Jurnalis dan mantan diplomat Iran Amir Mousawi juga menyiratkan serangan itu adalah balas dendam “ilahi” atas pembunuhan Muhandis dan Soleimani, dalam cuitannya ““jiwa ganti jiwa dan mata ganti mata” dan mengisyaratkan bahwa Netanyahu akan menjadi target berikutnya.
Sementara yang lain menyoroti ironi pejabat Israel yang mengutuk serangan Trump hanya sehari setelah mereka sendiri berusaha membunuh seorang pemimpin senior Hamas di Gaza:
Tweet berturut-turut dari Menteri Luar Negeri Israel. Anda tidak dapat mengada-ada hal ini… foto.twitter.com/cE7vX2b9Qc
— David Andress (@ProfDaveAndress) 14 Juli 2024
Dan seiring berlalunya malam, banyak pengguna media sosial juga mencoba menghubungkan pembunuhan itu dengan berbagai faksi di Timur Tengah, dengan beberapa di AS dan Israel mengklaim penembak itu adalah pendukung Hamas, beberapa menyalahkan badan intelijen Mossad Israel, dan beberapa pengguna media sosial Turki mengatakan ia adalah pendukung Partai Pekerja Kurdistan militan, atau PKK.

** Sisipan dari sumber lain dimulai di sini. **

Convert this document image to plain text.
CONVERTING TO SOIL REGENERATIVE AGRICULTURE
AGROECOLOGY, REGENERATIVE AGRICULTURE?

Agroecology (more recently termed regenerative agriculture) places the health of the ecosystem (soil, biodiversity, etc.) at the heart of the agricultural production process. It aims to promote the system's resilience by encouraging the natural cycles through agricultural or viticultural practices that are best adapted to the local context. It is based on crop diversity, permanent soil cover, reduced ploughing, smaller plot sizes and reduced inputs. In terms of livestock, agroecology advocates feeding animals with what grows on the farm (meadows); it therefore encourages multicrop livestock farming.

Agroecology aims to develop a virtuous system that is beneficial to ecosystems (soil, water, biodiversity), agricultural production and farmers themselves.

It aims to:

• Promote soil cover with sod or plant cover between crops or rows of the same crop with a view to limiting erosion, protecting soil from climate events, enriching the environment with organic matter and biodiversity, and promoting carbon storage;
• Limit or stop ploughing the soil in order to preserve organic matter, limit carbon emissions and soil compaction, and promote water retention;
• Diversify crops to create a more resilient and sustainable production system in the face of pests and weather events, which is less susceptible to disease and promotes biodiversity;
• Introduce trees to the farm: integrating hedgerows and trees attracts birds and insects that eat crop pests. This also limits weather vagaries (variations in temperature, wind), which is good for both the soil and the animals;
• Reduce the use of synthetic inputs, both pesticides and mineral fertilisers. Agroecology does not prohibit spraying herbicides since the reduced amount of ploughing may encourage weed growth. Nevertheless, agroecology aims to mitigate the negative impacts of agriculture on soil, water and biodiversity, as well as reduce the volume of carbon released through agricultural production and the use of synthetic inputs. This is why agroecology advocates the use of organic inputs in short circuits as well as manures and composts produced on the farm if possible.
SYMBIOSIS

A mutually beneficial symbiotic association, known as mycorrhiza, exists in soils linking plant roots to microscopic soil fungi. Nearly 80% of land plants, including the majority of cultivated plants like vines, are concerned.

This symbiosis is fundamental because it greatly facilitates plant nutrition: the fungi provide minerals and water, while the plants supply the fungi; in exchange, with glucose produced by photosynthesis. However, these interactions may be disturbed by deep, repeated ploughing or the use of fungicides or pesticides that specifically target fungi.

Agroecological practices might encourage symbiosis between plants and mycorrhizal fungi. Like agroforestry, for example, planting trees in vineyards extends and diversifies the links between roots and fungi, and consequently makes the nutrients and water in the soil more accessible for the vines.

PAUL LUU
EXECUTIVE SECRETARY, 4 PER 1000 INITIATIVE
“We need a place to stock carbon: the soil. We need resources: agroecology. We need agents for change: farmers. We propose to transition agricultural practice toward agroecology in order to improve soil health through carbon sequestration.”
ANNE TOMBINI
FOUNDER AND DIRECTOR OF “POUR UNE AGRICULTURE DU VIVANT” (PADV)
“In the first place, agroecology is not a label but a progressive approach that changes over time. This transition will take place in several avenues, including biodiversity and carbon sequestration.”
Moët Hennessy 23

Sementara musuh bebuyutan Trump, Iran, belum mengomentari penembakan itu, sejumlah pendukung Trump telah mencoba menghubungkan Republik Islam itu dengan penembakan itu dengan mengutip pernyataan seorang komandan Korps Garda Revolusi Islam tahun lalu, yang mengatakan mereka “berharap kita bisa membunuh Trump, (mantan Menteri Luar Negeri Mike) Pompeo, (mantan jenderal AS Kenneth) McKenzie, dan para komandan militer yang memberi perintah” untuk membunuh Soleimani.
Namun sejauh ini, meskipun terdapat spekulasi dan teori konspirasi, motivasi penembak belum terkonfirmasi.